Inhaltsverzeichnis
INHALTSVERZEICHNIS II
1. EINLEITUNG 1
2. GOOGLE 2
2.1 DIE GOOGLE-GESCHICHTE 2
2.2 GOOGLE APPLIKATION 2
2.3 SYSTEM HARDWARE 4
3. GOOGLE FILE SYSTEM 5
3.1 DESIGN ÜBERBLICK 5
3.1.2 Master Metadaten 6
3.2. SYSTEMINTERAKTIONEN 9
3.2.1 Mutationsreihenfolgen 9
3.3 MASTEROPERATIONEN 13
3.4 FEHLERTOLERANZ ZUVERLÄSSIGKEIT UND VERFÜGBARKEIT 16
3.5 DATENFLUT UND WORKLOAD 17
3.5.3 Master und Chunkserverworkload 18
4. ZUSAMMENFASSUNG 20
LITERATURVERZEICHNIS 21
1. Einleitung
Die Bedeutung der Suchmaschine Google hat in den letzten Jahren sehr stark zugenommen. Durch die immer komplexer werdenden Googleapplikationen sowie die immer stärkere Nutzung der Suchmaschine ist die zu verwaltende Datenmenge in den letzten Jahren stark angewachsen. Dies war die Ursache für die Entwicklung neuer Konzepte, um eine konsistente Datenhaltung und -verwaltung sowie eine schnelle Datenrettung zu ermöglichen. Im Mittelpunkt dieser Entwicklung steht die Sicherung der Performance des Systems, das Milliarden von Dokumenten verwaltet und mehrere Tausende Treffer pro Suchanfrage nach Relevanz ordnet. Der Umfang und die Komplexität des Systems stellen dabei sowohl besondere Herausforderungen an die einzusetzende Hardware, als auch an die Konzepte der Datenverteilung und -sicherung. Eine neue Entwicklung ist dabei der Verzicht auf teure Spezialhardware. Alle Anwendungen laufen auf gewöhnlicher PC-Hardware und sind somit sehr wirtschaftlich im Vergleich zu teurerer Spezialhardware. Durch den Einsatz gewöhnlicher PC-Hardware sind Ausfälle von Festplatten oder ganzer Server wesentlich wahrscheinlicher, es wird sogar mit dem Ausfall von Systemen gerechnet. Dass Anwendungen dennoch so zuverlässig und schnell funktionieren, liegt an der Struktur des von Google entwickelten Dateisystems. Das Google File Systems (kurz GFS) bietet eine hohe Fehlertoleranz, Fehler werden automatisch entdeckt und Wiederherstellungen automatisiert ausgeführt, so dass die Nachteile der Hardwarekonfiguration abgefangen werden können. Dieser Fehlertoleranz kommt bei multiplen Clustern mit Größen von bis zu 300 TB sowie mehreren hunderten Clientzugriffen sehr große Bedeutung zu.
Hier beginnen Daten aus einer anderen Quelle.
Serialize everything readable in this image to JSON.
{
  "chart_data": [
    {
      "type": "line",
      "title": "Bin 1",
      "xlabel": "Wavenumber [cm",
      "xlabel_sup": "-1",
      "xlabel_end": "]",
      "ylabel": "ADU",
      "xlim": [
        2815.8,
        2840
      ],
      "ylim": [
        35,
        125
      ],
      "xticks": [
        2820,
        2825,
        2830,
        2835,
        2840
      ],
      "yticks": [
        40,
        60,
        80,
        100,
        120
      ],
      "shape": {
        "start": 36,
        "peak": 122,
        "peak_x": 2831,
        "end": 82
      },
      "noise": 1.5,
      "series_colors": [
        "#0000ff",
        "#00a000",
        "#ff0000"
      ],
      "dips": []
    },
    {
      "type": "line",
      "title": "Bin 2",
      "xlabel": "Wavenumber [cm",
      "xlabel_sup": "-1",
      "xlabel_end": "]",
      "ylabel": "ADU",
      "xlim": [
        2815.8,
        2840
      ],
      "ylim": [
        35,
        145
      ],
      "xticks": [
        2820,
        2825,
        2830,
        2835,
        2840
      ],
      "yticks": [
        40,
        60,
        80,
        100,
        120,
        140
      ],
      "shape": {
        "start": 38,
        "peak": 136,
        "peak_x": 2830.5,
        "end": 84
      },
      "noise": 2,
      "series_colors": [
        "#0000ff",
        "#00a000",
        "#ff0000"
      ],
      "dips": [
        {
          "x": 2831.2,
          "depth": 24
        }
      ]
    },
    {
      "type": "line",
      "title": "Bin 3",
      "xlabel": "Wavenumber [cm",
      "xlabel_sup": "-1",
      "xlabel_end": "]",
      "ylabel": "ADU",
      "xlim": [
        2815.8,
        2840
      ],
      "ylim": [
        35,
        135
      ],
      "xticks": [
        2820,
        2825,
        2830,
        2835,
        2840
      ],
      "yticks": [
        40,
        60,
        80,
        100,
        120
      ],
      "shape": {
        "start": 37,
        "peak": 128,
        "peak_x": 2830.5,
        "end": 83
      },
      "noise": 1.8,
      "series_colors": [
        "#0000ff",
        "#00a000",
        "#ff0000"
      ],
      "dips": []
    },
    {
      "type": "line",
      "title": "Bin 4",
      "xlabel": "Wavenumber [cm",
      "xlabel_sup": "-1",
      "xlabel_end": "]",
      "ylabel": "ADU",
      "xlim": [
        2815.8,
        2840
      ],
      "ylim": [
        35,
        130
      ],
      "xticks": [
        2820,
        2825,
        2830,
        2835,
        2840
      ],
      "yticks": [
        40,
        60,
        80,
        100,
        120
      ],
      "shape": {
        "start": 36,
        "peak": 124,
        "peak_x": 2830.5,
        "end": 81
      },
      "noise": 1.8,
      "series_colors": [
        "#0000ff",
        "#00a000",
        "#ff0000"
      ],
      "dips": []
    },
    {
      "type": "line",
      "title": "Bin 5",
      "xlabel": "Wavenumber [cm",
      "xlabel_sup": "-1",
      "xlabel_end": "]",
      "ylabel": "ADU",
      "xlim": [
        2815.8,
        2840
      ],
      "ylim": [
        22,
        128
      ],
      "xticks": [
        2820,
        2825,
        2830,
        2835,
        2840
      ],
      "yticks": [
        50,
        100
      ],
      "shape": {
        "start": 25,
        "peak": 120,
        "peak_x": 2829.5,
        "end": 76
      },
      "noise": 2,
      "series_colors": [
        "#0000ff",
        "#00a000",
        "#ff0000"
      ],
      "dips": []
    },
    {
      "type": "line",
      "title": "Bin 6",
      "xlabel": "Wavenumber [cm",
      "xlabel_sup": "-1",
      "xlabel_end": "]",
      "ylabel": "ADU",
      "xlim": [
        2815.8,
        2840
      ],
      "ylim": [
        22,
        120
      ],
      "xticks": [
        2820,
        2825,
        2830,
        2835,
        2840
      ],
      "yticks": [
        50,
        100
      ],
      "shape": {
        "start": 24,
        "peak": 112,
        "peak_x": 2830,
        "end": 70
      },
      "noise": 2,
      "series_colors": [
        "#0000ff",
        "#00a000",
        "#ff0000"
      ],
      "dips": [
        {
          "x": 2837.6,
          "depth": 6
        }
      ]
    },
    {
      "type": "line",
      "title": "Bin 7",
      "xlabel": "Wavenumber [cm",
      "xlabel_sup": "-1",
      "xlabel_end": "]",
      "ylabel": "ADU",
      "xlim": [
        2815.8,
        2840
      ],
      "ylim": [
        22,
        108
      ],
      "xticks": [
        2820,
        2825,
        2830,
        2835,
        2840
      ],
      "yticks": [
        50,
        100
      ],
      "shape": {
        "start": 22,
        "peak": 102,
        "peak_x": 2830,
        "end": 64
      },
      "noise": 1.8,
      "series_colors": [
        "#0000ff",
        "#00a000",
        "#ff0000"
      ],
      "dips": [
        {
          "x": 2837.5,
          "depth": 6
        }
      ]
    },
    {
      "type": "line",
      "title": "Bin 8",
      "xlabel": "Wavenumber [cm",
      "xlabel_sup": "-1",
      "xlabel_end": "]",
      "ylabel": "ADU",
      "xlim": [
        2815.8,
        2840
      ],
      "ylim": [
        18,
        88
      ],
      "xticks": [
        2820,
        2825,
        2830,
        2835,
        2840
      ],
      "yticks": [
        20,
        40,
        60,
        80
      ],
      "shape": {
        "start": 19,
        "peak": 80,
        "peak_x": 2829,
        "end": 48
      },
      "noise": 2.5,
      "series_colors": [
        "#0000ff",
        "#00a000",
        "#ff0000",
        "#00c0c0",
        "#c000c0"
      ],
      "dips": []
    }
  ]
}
Eine weitere strukturelle Besonderheit des Google File Systems stellt die Verwaltung von Schreibzugriffen dar. Bestehende Dateien werden nicht durch schwer zu kontrollierende Schreiboperationen, sondern vielmehr durch leichter zu verwaltende „Append“ Operationen erweitert. Es ist somit möglich, dass viele Nutzer gleichzeitig auf größere Dateien schreibend zugreifen, ohne dass eine ständige Synchronisation zwischen diesen Nutzern stattfinden muss.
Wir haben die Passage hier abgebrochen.